Durante l’ultima (vincente) campagna elettorale, il partito liberal democratico ha definito il cambiamento climatico «una mania metropolitana per i professionisti urbani» e ha chiesto, e ottenuto, ottenuto il sostegno per realizzare la più grande miniera di carbone del mondo. Ora i mega-incendi devastano da settimane le zone rurali australiane e preziosi parchi nazionali e animali unici al mondo, tanto che il Wwf Australia ha stimato che «ben 350 koala del New South Wales siano morti in questi incendi, molti altri sono stati feriti e innumerevoli sono ora senza rifugio. I catastrofici mega-incendi stanno peggiorando la crisi di estinzione che stiamo già affrontando.

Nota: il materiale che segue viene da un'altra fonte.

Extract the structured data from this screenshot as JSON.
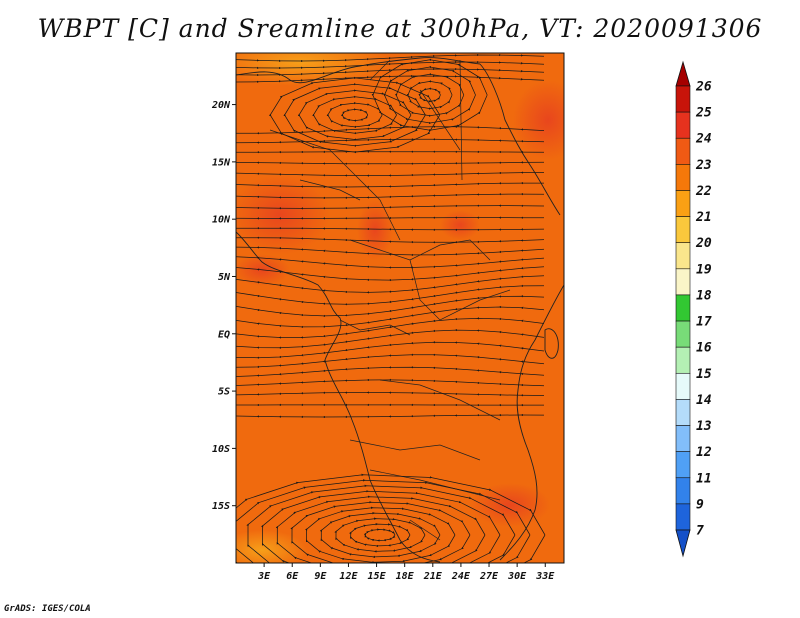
{
  "title": "WBPT [C] and Sreamline at 300hPa, VT: 2020091306",
  "credit": "GrADS: IGES/COLA",
  "map": {
    "x_ticks": [
      {
        "value": 3,
        "label": "3E"
      },
      {
        "value": 6,
        "label": "6E"
      },
      {
        "value": 9,
        "label": "9E"
      },
      {
        "value": 12,
        "label": "12E"
      },
      {
        "value": 15,
        "label": "15E"
      },
      {
        "value": 18,
        "label": "18E"
      },
      {
        "value": 21,
        "label": "21E"
      },
      {
        "value": 24,
        "label": "24E"
      },
      {
        "value": 27,
        "label": "27E"
      },
      {
        "value": 30,
        "label": "30E"
      },
      {
        "value": 33,
        "label": "33E"
      }
    ],
    "y_ticks": [
      {
        "value": 20,
        "label": "20N"
      },
      {
        "value": 15,
        "label": "15N"
      },
      {
        "value": 10,
        "label": "10N"
      },
      {
        "value": 5,
        "label": "5N"
      },
      {
        "value": 0,
        "label": "EQ"
      },
      {
        "value": -5,
        "label": "5S"
      },
      {
        "value": -10,
        "label": "10S"
      },
      {
        "value": -15,
        "label": "15S"
      }
    ],
    "lon_range": [
      0,
      35
    ],
    "lat_range": [
      -20,
      24.5
    ]
  },
  "colorbar": {
    "labels": [
      "26",
      "25",
      "24",
      "23",
      "22",
      "21",
      "20",
      "19",
      "18",
      "17",
      "16",
      "15",
      "14",
      "13",
      "12",
      "11",
      "9",
      "7"
    ],
    "colors": [
      "#a50000",
      "#c8140a",
      "#e6321e",
      "#f05a14",
      "#f5780a",
      "#faa014",
      "#fac83c",
      "#fae68c",
      "#faf5c8",
      "#32c832",
      "#78dc78",
      "#b4f0b4",
      "#e6fafa",
      "#b4dcfa",
      "#82befa",
      "#50a0f5",
      "#3282eb",
      "#1e64dc",
      "#1450c8"
    ]
  }
}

La maggior parte dei koala sulla costa orientale dell’Australia vive all’interno del “Triangolo dei Koala”, una regione in cui la specie potrebbe estinguersi in meno di 30 anni. Gli incendi che stanno imperversando in quest’area, stanno potenzialmente accelerando questa sequenza temporale».

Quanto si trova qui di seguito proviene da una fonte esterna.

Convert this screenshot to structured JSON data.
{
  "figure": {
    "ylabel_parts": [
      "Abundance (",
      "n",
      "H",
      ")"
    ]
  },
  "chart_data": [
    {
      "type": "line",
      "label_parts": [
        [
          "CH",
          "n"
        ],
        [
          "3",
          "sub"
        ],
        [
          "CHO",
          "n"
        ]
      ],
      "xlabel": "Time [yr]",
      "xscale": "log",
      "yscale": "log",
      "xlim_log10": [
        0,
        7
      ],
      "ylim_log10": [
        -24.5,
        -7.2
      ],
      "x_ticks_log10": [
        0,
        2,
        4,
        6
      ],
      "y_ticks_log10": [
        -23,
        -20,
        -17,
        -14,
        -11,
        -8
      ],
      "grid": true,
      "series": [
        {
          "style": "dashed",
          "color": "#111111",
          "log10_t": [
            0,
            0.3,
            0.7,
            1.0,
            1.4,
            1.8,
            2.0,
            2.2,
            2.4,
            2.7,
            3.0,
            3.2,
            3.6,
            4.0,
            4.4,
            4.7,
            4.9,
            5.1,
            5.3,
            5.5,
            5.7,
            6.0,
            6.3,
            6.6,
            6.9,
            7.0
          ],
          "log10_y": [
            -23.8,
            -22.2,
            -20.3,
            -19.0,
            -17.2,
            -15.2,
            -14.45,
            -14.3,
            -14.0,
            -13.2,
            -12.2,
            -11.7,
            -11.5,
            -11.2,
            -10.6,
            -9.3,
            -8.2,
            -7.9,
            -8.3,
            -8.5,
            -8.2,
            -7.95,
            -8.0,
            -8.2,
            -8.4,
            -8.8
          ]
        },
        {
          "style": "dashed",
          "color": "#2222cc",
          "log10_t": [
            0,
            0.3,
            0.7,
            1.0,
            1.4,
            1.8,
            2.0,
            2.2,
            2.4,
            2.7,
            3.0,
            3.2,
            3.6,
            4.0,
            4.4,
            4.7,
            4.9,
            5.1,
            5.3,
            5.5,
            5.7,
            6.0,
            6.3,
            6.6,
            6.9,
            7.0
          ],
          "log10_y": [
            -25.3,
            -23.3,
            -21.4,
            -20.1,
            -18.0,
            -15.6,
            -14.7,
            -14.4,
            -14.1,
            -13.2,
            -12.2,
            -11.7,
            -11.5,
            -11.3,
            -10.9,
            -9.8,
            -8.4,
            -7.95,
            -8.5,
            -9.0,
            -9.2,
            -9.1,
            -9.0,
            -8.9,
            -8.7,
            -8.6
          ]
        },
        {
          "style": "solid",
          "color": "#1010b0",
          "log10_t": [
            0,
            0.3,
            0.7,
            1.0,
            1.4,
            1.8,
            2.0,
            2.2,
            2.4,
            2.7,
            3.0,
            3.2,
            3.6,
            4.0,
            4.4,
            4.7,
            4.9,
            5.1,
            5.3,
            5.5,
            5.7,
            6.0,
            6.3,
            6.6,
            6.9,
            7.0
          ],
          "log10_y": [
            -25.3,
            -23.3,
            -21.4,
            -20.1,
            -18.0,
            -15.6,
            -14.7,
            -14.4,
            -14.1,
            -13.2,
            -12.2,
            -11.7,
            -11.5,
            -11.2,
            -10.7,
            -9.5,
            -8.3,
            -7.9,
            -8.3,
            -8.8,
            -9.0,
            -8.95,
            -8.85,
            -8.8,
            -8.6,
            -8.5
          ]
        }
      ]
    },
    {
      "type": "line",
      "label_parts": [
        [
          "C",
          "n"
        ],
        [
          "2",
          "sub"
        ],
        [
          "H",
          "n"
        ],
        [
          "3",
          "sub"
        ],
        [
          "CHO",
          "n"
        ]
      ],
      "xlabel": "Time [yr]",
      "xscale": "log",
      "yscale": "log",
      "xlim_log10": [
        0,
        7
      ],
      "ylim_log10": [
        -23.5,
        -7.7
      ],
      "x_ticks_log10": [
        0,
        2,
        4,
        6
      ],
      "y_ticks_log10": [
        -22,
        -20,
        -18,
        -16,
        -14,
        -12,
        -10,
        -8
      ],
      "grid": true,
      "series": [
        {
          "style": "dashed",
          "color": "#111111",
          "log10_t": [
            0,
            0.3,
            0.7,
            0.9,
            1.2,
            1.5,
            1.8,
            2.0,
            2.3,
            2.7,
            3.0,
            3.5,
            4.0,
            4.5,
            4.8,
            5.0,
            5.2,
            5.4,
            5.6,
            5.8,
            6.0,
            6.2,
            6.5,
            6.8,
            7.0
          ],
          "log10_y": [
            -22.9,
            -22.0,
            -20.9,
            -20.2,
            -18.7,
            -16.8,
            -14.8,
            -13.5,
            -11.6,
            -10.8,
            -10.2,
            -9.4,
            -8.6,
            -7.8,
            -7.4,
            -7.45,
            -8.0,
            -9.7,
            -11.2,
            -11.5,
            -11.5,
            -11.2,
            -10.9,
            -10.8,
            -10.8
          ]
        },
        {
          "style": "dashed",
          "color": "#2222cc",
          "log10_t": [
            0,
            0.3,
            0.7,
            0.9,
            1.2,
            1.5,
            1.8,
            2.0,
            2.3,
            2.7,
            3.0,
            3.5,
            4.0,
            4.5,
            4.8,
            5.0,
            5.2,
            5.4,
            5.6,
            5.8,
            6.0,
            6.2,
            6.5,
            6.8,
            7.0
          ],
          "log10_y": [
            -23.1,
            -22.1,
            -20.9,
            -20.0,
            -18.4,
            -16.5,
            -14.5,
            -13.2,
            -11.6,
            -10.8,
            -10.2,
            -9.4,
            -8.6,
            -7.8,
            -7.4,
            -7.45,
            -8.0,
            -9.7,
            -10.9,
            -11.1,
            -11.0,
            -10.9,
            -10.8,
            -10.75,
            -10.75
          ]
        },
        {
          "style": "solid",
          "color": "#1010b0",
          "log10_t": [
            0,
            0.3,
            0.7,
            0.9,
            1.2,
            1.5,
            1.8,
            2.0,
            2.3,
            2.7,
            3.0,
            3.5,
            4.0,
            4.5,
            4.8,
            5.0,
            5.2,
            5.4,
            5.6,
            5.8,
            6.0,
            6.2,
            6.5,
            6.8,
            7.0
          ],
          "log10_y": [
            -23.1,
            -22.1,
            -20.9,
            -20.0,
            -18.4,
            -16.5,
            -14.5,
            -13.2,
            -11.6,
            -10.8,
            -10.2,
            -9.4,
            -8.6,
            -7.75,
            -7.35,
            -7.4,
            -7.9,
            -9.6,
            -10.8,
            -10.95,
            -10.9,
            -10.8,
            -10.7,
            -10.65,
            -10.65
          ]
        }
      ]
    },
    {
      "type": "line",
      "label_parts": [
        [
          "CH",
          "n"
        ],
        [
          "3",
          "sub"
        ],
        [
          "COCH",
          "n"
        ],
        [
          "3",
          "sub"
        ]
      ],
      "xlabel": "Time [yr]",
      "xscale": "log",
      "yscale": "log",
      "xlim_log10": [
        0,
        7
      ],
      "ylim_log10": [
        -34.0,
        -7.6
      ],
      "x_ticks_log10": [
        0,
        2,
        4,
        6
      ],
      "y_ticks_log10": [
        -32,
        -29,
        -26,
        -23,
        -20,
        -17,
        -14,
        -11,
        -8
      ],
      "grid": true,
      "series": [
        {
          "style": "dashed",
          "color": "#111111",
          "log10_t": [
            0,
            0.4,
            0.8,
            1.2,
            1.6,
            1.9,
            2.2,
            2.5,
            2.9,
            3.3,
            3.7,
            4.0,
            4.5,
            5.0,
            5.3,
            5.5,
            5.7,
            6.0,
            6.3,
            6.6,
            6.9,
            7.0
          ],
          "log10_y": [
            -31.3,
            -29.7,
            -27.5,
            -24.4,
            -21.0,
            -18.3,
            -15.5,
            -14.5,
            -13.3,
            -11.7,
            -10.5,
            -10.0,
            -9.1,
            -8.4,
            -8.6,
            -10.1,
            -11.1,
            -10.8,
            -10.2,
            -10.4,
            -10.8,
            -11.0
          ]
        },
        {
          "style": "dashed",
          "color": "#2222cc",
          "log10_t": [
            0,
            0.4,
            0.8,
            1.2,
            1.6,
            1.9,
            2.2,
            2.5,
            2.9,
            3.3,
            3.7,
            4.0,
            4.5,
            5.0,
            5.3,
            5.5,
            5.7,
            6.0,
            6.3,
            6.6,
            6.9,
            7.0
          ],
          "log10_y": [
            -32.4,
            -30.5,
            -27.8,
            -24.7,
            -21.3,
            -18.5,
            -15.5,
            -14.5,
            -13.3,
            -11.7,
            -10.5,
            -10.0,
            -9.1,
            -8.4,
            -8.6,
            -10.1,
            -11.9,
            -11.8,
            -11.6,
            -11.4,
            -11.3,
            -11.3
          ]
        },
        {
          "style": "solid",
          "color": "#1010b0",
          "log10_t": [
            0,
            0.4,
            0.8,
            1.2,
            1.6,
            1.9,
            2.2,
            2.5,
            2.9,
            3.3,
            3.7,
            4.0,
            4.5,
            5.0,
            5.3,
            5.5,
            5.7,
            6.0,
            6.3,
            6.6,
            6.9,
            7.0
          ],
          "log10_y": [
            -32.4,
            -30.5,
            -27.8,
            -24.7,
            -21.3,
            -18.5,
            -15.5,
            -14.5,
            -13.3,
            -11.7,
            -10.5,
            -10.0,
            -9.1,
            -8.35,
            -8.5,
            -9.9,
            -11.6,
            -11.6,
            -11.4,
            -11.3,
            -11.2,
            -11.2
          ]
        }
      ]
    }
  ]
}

L’ecologista Dailan Pugh è convinto che il disastro per i koala potrebbe essere molto peggiore di quel che pensa il Wwf: ha presentato un’indagine alla Camera alta del New South Wales sulle popolazioni di koala dalla quale emerge che, «Nei recenti incendi potrebbe essere andato perso fino a un terzo dell’habitat dei koala sulla costa settentrionale e che potrebbero essere scomparsi più di 2.000 koala. Dato il limitato habitat rimasto per questi marsupiali arborei, non è chiaro quanti koala possano essere fuggiti in altre aree»,

Cate Faehrmann, portavoce dei Greens Australia e presidente della commissione di inchiesta sulle popolazioni di Koala, ha detto che bisogna «intervenire con urgenza per garantire che questi incendi non portino al declino irreversibile dei koala nel New South Wales. Sentire che abbiamo perso fino a un terzo dell’habitat del koala e più di 2.000 koala nella costa settentrionale è assolutamente devastante e dovrebbe essere un campanello d’allarme per questo governo che deve agire per proteggere l’habitat del koala. Come risultato di queste nuove prove, ci dovrà essere una moratoria sull’abbattimento della foresta originaria pubblica nel nord del New South Wales».

Il Wwf Australia conclude: «Quando gli incendi cesseranno, dovremo ripristinare ciò che è andato perso. Il cambiamento climatico non provoca gli incendi boschivi, ma li peggiora. Il tempo è un fattore importante: abbiamo sperimentato ondate di caldo più intense più frequenti e periodi di siccità prolungati che hanno creato le condizioni di innesco».